Scroll, scroll, tap, scroll. What is happening to ourselves? Are we aware, on some level, what this infinite sluice of aggravation is doing to our brains? Separate from the inherent strangeness of being a player in the center of it all, knowing on some surreal chain-reaction level that each aspect about players is now basically material, product, open-source property to be repackaged and exchanged.

Indeed, in part this is because United are United, the entity that keeps nourishing the cycle, a big club that must always be generating the strong emotions. However, in part this is a temporary malaise, a pendulum of opinion most visibly and harshly glimpsed at this time of year, about a month after the window has closed. All summer long we have been coveting players, eulogising them, drooling over them. Yet, just a few weeks in, a lot of those very players are already being dismissed as failures. Should we start to be concerned about a new signing? Did Arsenal actually need their striker wise? What was the point of Randal Kolo Muani?

A Wider Issue

It seems fitting that Sesko meets Liverpool on Sunday: a team simultaneously 13 months unbeaten at their stadium in the league and somehow in their own situation of feverish crisis, like submitting a a report on a person who popped to the shops half an hour ago. Defensively suspect. Their star past his prime. Alexander Isak waste of money. Arne Slot bald.

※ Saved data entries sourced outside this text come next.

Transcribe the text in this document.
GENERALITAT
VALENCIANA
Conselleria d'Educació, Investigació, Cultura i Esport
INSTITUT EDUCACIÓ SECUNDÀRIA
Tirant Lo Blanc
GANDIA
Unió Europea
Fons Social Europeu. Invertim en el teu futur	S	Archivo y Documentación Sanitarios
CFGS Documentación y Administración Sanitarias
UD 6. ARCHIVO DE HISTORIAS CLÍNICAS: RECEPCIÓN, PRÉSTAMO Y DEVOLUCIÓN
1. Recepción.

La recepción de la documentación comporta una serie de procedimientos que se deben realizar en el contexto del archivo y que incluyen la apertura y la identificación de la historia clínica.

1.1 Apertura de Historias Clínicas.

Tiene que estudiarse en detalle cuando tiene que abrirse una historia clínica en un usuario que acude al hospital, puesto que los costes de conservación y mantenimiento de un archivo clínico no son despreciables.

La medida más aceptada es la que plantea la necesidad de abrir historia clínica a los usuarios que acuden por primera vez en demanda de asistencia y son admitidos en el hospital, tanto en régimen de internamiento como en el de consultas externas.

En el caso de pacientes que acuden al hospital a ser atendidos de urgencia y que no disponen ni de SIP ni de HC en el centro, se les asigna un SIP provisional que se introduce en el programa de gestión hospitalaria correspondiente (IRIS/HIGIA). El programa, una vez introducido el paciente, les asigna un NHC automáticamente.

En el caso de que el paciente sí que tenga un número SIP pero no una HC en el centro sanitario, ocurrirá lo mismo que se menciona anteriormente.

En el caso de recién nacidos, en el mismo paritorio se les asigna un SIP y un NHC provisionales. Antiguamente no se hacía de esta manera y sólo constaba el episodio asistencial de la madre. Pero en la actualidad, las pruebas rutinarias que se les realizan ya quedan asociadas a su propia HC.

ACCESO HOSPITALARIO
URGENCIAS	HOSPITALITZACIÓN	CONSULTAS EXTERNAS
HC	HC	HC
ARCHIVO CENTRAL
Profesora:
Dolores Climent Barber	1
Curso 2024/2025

Maybe we have failed to understand the way the narrative of football has begun to supplant football the actual game, to influence the way we view it, an entire sport repivoted around discussion topics and reaction, an activity that happens in the backdrop while we browse through our devices, unable to disconnect from the constant flow of takes and further hot takes. Perhaps this player taking the hit at present. But in a way, everyone is losing something here.

Ronald Stein
Ronald Stein

Maya is a certified automotive specialist with over a decade of experience in clutch systems and vehicle diagnostics.